Le « visage de Madame Hayat apparut en grand sur l’écran. On était aussitôt frappé par ses longs cheveux roux-blonds, ses joues à la douceur élastique, comme si elles venaient d’être façonnées dans une pâte tendre, ses yeux aux contours soulignés de fins traits de khôl, ses lèvres délicatement retroussées vers le haut. Mais le plus étonnant était l’expression générale de son visage : il était tout empreint d’une espièglerie malicieuse, comme si elle s’apprêtait à lancer une blague assassine. Elle allait éclater de rire ». C’était il y a un an.
Fazıl, le narrateur, est étudiant en lettres lorsqu’il rencontre Madame Hayat. Tous deux font de la figuration dans un studio de télévision. S’il devait lui donner un âge, il dirait qu’elle doit avoir une cinquantaine d’années. Ils n’ont, de prime abord, rien en commun. Madame Hayat ne lit pas, elle ne regarde que des documentaires. C’est une femme libre, d’une « désinvolture comique et souveraine […] Elle était la personne la plus extraordinaire, la plus fascinante que j’ai rencontrée dans ma vie ».
Devenu boursier après le décès de son père, Fazıl loue une chambre dans un vieil immeuble peuplé d’étudiants pauvres, de travestis, d’êtres fragilisés par le chômage, la montée des prix et les rafles de la police. Le quotidien s’assombrit, les bastonnades se multiplient. « Costauds, barbus, armés de bâtons […] Les divertissements de toutes sortes, et quiconque ne leur ressemblait pas, récoltaient leur haine ».
A l’université, le jeune homme suit avec enthousiasme les cours de littérature de Madame Nermin et de Monsieur Kaan. Ces deux professeurs engagés défient l’académisme universitaire et encouragent les étudiants à aiguiser leur pensée et leur écriture, seule façon de « supporter le pire », de scruter sans dommage « les immensités de l’âme humaine », de voir en « l’homme les scintillantes étoiles aussi bien que les trous noirs ».
Un an pour grandir, mûrir, vivre deux amours, celui de Madame Hayat et de Sila, découvrir la pauvreté, « la colère, la peur, le désir de revanche, la jalousie, la volupté, la tromperie, le regret. »
« Le poids de ce que j’avais vu, appris, vécu, pesait parfois si lourd que je me sentais épuisé comme un vieillard.
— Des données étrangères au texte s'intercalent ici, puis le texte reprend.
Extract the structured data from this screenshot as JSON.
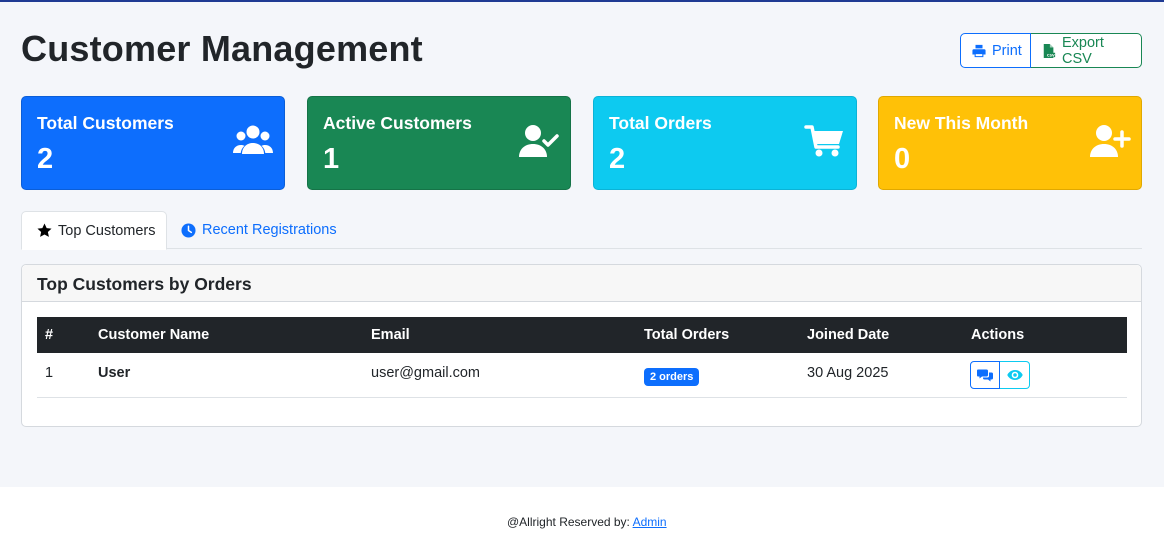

Je n’arrivais à concevoir ni les actes des hommes ni le silence de la société, je ne pouvais plus vraiment comprendre les vivants. […] Alors j’allais à la bibliothèque lire des romans […] mais dès que le roman était refermé je retournais à l’artificialité d’un monde sans issue, parmi des hommes que je ne comprenais pas ».
« C’est en marchant dans la cour de ma cellule, pendant des heures, que j’ai créé Madame Hayat. Je suis amoureux d’elle ! », confie l’auteur turc, qui a passé de nombreuses années en prison, dans une interview au Monde.
En donnant vie à cette femme libre et flamboyante, consciente de l’absurdité du monde, et à ce jeune étudiant désenchanté, épris de lettres, Ahmet Altan nous rappelle à quel point la littérature est une résistance, d’où que vienne l’arbitraire.